NIVALIS
Project Name
NIVALIS
Industry
Game development
Timeline
18 Months

Overview

For 2 years and 3 months, I worked as a voxel artist on NIVALIS, the upcoming and highly anticipated successor to CLOUDPUNK.

My role was to create voxel-based game assets, mostly buildings and props. While the vast majority of what I made is still under a strict NDA, I was allowed to share a small handful of pieces. In the videos below, you can see three of the assets I worked on. I also tried to bring extra life to my work through subtle 3D and 2D-style animations when it made sense, with the goal of making the world feel more alive without pulling attention away from gameplay.

Working in voxels pushed me to get genuinely comfortable with pixel art, because voxel art is essentially pixel art in 3D. Over time, I became confident creating pixel-based mock ads and signage to dress up my buildings inside MagicaVoxel, which ended up being one of my favorite parts of the process.

Overall, it was a super gratifying experience, and I’m hoping I can share more of the work in the near future.

Problems I faced

Balancing detail with game constraints
Because these assets were built for a real-time game world, I constantly had to balance visual richness with performance needs. Voxel art is not exactly known for being topology-efficient, so adding “just a bit more detail” could quickly turn into heavier assets than the game could comfortably afford.

Making small details readable at a distance
A lot of the charm of voxel environments comes from tiny touches, but those details can easily get lost once the camera pulls back or the player moves quickly through a space. The challenge was making assets feel dense and lived-in while still reading clearly in motion.
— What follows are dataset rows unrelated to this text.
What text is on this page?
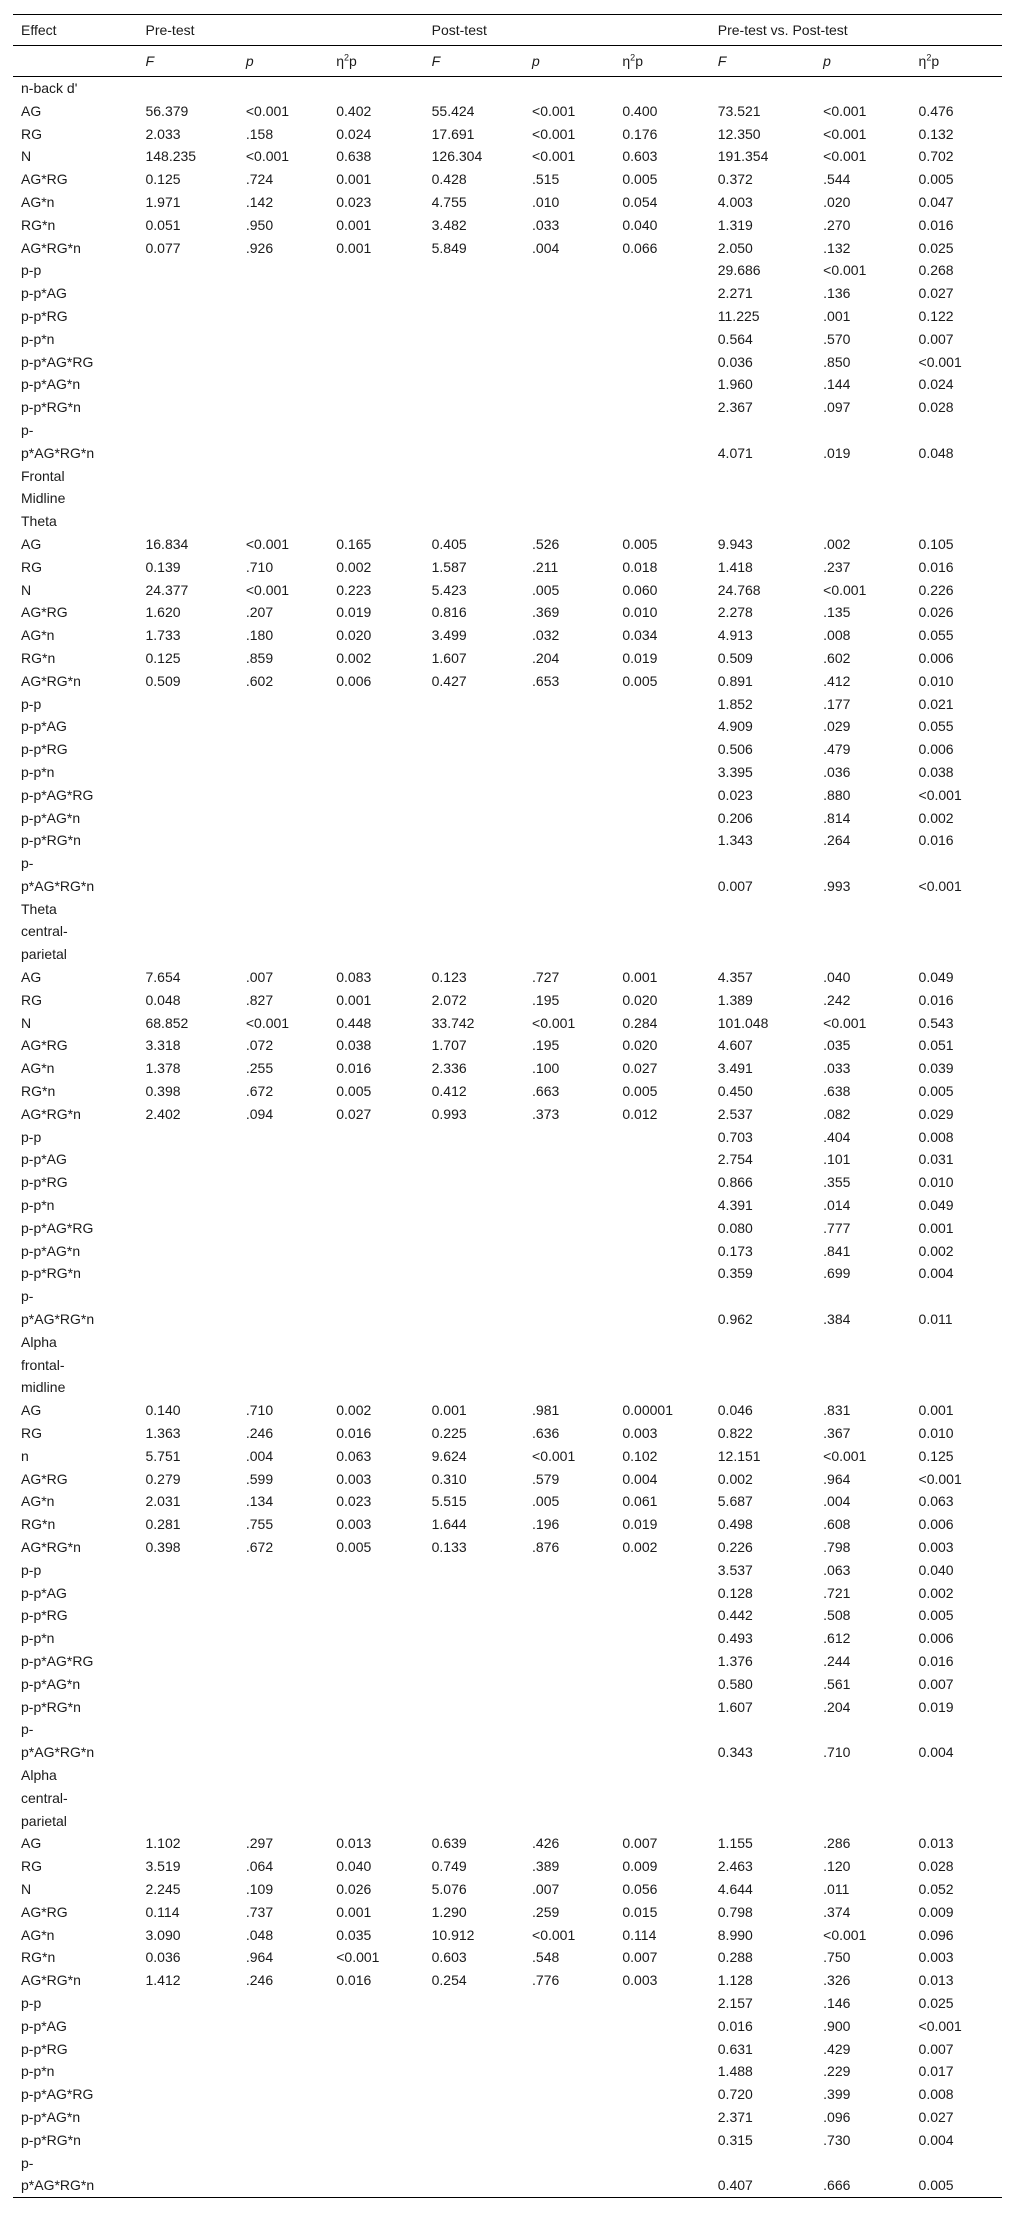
Effect	Pre-test			Post-test			Pre-test vs. Post-test		
	F	p	$\eta^2p$	F	p	$\eta^2p$	F	p	$\eta^2p$
n-back d'									
AG	56.379	<0.001	0.402	55.424	<0.001	0.400	73.521	<0.001	0.476
RG	2.033	.158	0.024	17.691	<0.001	0.176	12.350	<0.001	0.132
N	148.235	<0.001	0.638	126.304	<0.001	0.603	191.354	<0.001	0.702
AG*RG	0.125	.724	0.001	0.428	.515	0.005	0.372	.544	0.005
AG*n	1.971	.142	0.023	4.755	.010	0.054	4.003	.020	0.047
RG*n	0.051	.950	0.001	3.482	.033	0.040	1.319	.270	0.016
AG*RG*n	0.077	.926	0.001	5.849	.004	0.066	2.050	.132	0.025
p-p							29.686	<0.001	0.268
p-p*AG							2.271	.136	0.027
p-p*RG							11.225	.001	0.122
p-p*n							0.564	.570	0.007
p-p*AG*RG							0.036	.850	<0.001
p-p*AG*n							1.960	.144	0.024
p-p*RG*n							2.367	.097	0.028

p-
p*AG*RG*n							4.071	.019	0.048

Frontal
Midline
Theta									

AG	16.834	<0.001	0.165	0.405	.526	0.005	9.943	.002	0.105
RG	0.139	.710	0.002	1.587	.211	0.018	1.418	.237	0.016
N	24.377	<0.001	0.223	5.423	.005	0.060	24.768	<0.001	0.226
AG*RG	1.620	.207	0.019	0.816	.369	0.010	2.278	.135	0.026
AG*n	1.733	.180	0.020	3.499	.032	0.034	4.913	.008	0.055
RG*n	0.125	.859	0.002	1.607	.204	0.019	0.509	.602	0.006
AG*RG*n	0.509	.602	0.006	0.427	.653	0.005	0.891	.412	0.010
p-p							1.852	.177	0.021
p-p*AG							4.909	.029	0.055
p-p*RG							0.506	.479	0.006
p-p*n							3.395	.036	0.038
p-p*AG*RG							0.023	.880	<0.001
p-p*AG*n							0.206	.814	0.002
p-p*RG*n							1.343	.264	0.016

p-
p*AG*RG*n							0.007	.993	<0.001

Theta
central-
parietal									

AG	7.654	.007	0.083	0.123	.727	0.001	4.357	.040	0.049
RG	0.048	.827	0.001	2.072	.195	0.020	1.389	.242	0.016
N	68.852	<0.001	0.448	33.742	<0.001	0.284	101.048	<0.001	0.543
AG*RG	3.318	.072	0.038	1.707	.195	0.020	4.607	.035	0.051
AG*n	1.378	.255	0.016	2.336	.100	0.027	3.491	.033	0.039
RG*n	0.398	.672	0.005	0.412	.663	0.005	0.450	.638	0.005
AG*RG*n	2.402	.094	0.027	0.993	.373	0.012	2.537	.082	0.029
p-p							0.703	.404	0.008
p-p*AG							2.754	.101	0.031
p-p*RG							0.866	.355	0.010
p-p*n							4.391	.014	0.049
p-p*AG*RG							0.080	.777	0.001
p-p*AG*n							0.173	.841	0.002
p-p*RG*n							0.359	.699	0.004

p-
p*AG*RG*n							0.962	.384	0.011

Alpha
frontal-
midline									

AG	0.140	.710	0.002	0.001	.981	0.00001	0.046	.831	0.001
RG	1.363	.246	0.016	0.225	.636	0.003	0.822	.367	0.010
n	5.751	.004	0.063	9.624	<0.001	0.102	12.151	<0.001	0.125
AG*RG	0.279	.599	0.003	0.310	.579	0.004	0.002	.964	<0.001
AG*n	2.031	.134	0.023	5.515	.005	0.061	5.687	.004	0.063
RG*n	0.281	.755	0.003	1.644	.196	0.019	0.498	.608	0.006
AG*RG*n	0.398	.672	0.005	0.133	.876	0.002	0.226	.798	0.003
p-p							3.537	.063	0.040
p-p*AG							0.128	.721	0.002
p-p*RG							0.442	.508	0.005
p-p*n							0.493	.612	0.006
p-p*AG*RG							1.376	.244	0.016
p-p*AG*n							0.580	.561	0.007
p-p*RG*n							1.607	.204	0.019

p-
p*AG*RG*n							0.343	.710	0.004

Alpha
central-
parietal									

AG	1.102	.297	0.013	0.639	.426	0.007	1.155	.286	0.013
RG	3.519	.064	0.040	0.749	.389	0.009	2.463	.120	0.028
N	2.245	.109	0.026	5.076	.007	0.056	4.644	.011	0.052
AG*RG	0.114	.737	0.001	1.290	.259	0.015	0.798	.374	0.009
AG*n	3.090	.048	0.035	10.912	<0.001	0.114	8.990	<0.001	0.096
RG*n	0.036	.964	<0.001	0.603	.548	0.007	0.288	.750	0.003
AG*RG*n	1.412	.246	0.016	0.254	.776	0.003	1.128	.326	0.013
p-p							2.157	.146	0.025
p-p*AG							0.016	.900	<0.001
p-p*RG							0.631	.429	0.007
p-p*n							1.488	.229	0.017
p-p*AG*RG							0.720	.399	0.008
p-p*AG*n							2.371	.096	0.027
p-p*RG*n							0.315	.730	0.004

p-
p*AG*RG*n							0.407	.666	0.005
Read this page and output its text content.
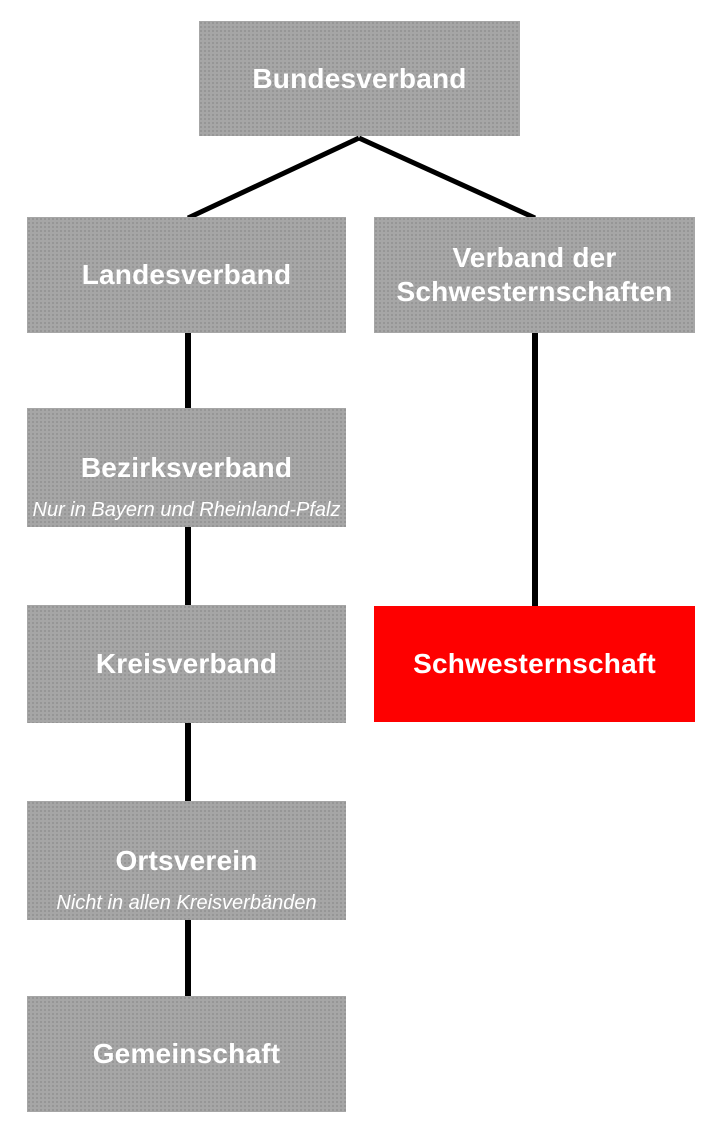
Bundesverband
Landesverband
Verband der Schwesternschaften
Bezirksverband
Nur in Bayern und Rheinland-Pfalz
Kreisverband	Schwesternschaft
Ortsverein
Nicht in allen Kreisverbänden
Gemeinschaft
Working within strict palette and material limitations
Being limited to 256 colors, plus having separate PBR values per color index, forced me to treat every single color slot like it mattered. I couldn’t just add new colors endlessly to solve problems. Every index had to earn its place, especially when trying to introduce more nuance, texture, and variation.

Pixel art learning curve
Creating believable in-world ads and graphics was harder than I expected at first. It is one thing to make a voxel building look good, it is another to make tiny pixel signage feel intentional, readable, and stylistically consistent.

Adding motion without causing visual noise
I love adding subtle movement to assets, but it can easily become distracting, repetitive, or visually loud in a game environment. The trick was finding animation ideas that enhanced the vibe without becoming the first thing your eye goes to.

Solutions

I focused on “smart detail,” not maximum detail
Instead of brute-forcing complexity, I leaned into clever shape language, silhouettes, and selective surface detail. If a detail didn’t read or didn’t add to the overall feel, it didn’t make the cut. That mindset helped keep assets performant while still feeling rich.

I designed for readability first, then layered in flavor
I treated distance readability like a baseline requirement. Once the main forms and big value groups worked, I added the smaller touches, like panels, accents, and props, in ways that would still hold up when seen in motion.

I became intentional with the 256-color and PBR workflow
I learned to make careful, deliberate use of color indices and material values. Instead of constantly reaching for new colors, I reused indices strategically and relied on PBR tuning to create variation and separation. That helped me squeeze more perceived detail out of a limited palette.

I leveled up my pixel art to support the voxel work
After plenty of trial and error, I got comfortable producing pixel-based mock ads and signage that fit the world and could be dropped onto buildings cleanly in MagicaVoxel. That skill made my assets feel more grounded and more “real,” even within a stylized voxel aesthetic.

I used subtle animation to make the world feel alive
When animation made sense, I kept it restrained and purposeful, more like ambient world-building than a feature. You can see that approach in the shared examples, where movement adds life without dominating the scene.